About Vibeke Bertelsen
Vibeke Bertelsen's work explores how artificial intelligence reshapes our understanding of the body and identity, with particular attention to gendered and post-human embodiments. Through a practice grounded in critical reflection, she examines what it means to see and be seen by machines—how datafied representations of the human form expose new, often unsettling narratives of selfhood.
Working primarily with AI-generated images and short digital videos, she constructs visual worlds that hover between the aesthetically seductive and the grotesquely unstable. She treats algorithmic anomalies—glitches, distortions, and impossible anatomies—not as defects but as revealing insights into how artificial intelligence interprets the body.
Vibeke's distinctive aesthetic grew out of Copenhagen's underground visual culture, where she began as a VJ at concerts and club nights. Today, she is a full-time member of the renowned Vertigo artist collective, collaborating closely with four fellow artists to create light, sound, and set design for performances and installations.
With Vertigo, she has received multiple grants from the National Arts Council of Denmark and performed the audio-visual work Vanities/Residue for the National Gallery of Denmark. This collaborative environment allows her to develop her own works while continuing her dialogue between experimental imagery and live performance.
Rather than correcting algorithmic errors, Vibeke transforms them into aesthetic strategies. She embraces the machine's misreadings—distorted anatomies, multiplying limbs, impossible forms—as revelations of how artificial intelligence processes human embodiment.
"My friend Dy coined the phrase 'Don't fear the weird' and that has become my motto"
While engaging with AI as a medium, Vibeke draws inspiration from historical avant-garde movements, particularly the surrealists and dadaists who challenged established visual conventions. She sees their spirit of disruption as essential for navigating contemporary cultural tensions, using AI to destabilize fixed notions of what bodies mean in our algorithmically mediated world.

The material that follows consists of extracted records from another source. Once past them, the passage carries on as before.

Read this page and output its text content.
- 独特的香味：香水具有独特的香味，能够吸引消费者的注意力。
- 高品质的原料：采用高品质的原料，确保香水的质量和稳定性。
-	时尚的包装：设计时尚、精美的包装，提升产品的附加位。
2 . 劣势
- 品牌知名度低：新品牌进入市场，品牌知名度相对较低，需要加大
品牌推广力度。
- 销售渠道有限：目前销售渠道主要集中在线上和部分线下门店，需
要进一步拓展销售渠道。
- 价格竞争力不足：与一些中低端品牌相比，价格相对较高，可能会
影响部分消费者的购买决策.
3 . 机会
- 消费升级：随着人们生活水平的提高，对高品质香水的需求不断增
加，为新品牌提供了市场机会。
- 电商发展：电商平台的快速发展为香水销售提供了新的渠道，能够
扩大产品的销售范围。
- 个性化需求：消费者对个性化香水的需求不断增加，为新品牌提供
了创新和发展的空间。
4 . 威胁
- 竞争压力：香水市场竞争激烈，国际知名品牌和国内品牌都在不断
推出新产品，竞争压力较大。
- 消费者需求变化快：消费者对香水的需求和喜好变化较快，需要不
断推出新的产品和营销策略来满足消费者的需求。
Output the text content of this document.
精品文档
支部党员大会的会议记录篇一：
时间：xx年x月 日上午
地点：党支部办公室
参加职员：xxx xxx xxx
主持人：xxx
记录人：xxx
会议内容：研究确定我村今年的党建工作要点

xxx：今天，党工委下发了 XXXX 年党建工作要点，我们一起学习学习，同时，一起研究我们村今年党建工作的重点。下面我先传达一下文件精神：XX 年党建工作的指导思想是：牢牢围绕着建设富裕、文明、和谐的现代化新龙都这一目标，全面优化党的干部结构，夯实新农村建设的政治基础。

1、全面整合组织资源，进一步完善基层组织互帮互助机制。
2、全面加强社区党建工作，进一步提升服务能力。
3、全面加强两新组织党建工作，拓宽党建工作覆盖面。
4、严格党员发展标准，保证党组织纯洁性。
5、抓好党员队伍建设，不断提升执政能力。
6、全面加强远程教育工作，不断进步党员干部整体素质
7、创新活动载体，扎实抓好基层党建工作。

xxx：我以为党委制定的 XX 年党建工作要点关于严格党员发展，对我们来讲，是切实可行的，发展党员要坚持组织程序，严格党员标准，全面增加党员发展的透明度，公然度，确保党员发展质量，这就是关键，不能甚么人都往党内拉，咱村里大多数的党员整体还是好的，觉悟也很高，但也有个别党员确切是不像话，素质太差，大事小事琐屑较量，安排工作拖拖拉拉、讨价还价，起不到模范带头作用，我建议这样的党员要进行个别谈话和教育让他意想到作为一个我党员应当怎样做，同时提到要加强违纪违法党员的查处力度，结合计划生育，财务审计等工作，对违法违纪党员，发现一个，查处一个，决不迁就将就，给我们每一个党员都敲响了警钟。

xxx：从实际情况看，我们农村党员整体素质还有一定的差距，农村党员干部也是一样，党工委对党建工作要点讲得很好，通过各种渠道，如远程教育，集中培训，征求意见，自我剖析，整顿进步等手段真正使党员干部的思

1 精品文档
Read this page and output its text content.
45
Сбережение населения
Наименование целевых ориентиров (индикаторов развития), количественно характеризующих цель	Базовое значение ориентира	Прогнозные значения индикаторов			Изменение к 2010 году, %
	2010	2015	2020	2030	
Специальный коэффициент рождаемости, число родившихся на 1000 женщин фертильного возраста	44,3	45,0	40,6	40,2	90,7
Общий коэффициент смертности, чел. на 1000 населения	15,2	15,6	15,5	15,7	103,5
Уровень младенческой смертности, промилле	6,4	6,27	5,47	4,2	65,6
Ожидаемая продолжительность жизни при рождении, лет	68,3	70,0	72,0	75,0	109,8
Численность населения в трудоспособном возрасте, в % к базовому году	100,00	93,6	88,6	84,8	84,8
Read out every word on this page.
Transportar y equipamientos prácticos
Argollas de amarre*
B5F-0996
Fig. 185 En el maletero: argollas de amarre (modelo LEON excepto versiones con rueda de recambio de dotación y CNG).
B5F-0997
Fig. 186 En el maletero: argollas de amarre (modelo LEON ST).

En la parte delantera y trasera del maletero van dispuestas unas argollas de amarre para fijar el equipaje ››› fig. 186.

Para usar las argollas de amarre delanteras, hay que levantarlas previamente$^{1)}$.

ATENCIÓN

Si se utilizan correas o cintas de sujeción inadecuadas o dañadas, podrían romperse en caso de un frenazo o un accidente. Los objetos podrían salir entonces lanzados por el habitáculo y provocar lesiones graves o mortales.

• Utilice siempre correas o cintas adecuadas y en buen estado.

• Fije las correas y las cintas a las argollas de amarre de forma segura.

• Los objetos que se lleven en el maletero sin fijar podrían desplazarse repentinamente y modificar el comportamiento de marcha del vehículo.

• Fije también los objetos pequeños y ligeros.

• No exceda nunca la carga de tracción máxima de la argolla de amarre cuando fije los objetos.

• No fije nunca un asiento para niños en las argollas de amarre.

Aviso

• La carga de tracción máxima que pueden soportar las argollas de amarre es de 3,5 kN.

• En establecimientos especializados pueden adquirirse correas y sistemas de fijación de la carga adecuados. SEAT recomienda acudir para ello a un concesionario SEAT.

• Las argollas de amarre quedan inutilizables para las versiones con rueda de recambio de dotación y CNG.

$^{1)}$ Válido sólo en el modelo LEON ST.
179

"I'm not interested in imitating reality. I want to invent a parallel reality that is completely different from everyday life."
Through her work, Vibeke questions fundamental assumptions about permanence and identity. Her distorted, overlapping figures exist in perpetual states of becoming — neither fully formed nor completely dissolved. This aesthetic of bodily excess and multiplicity challenges viewers to reconsider the relationship between human flesh and digital algorithms, asking what remains of the self when reduced to data points and probabilities.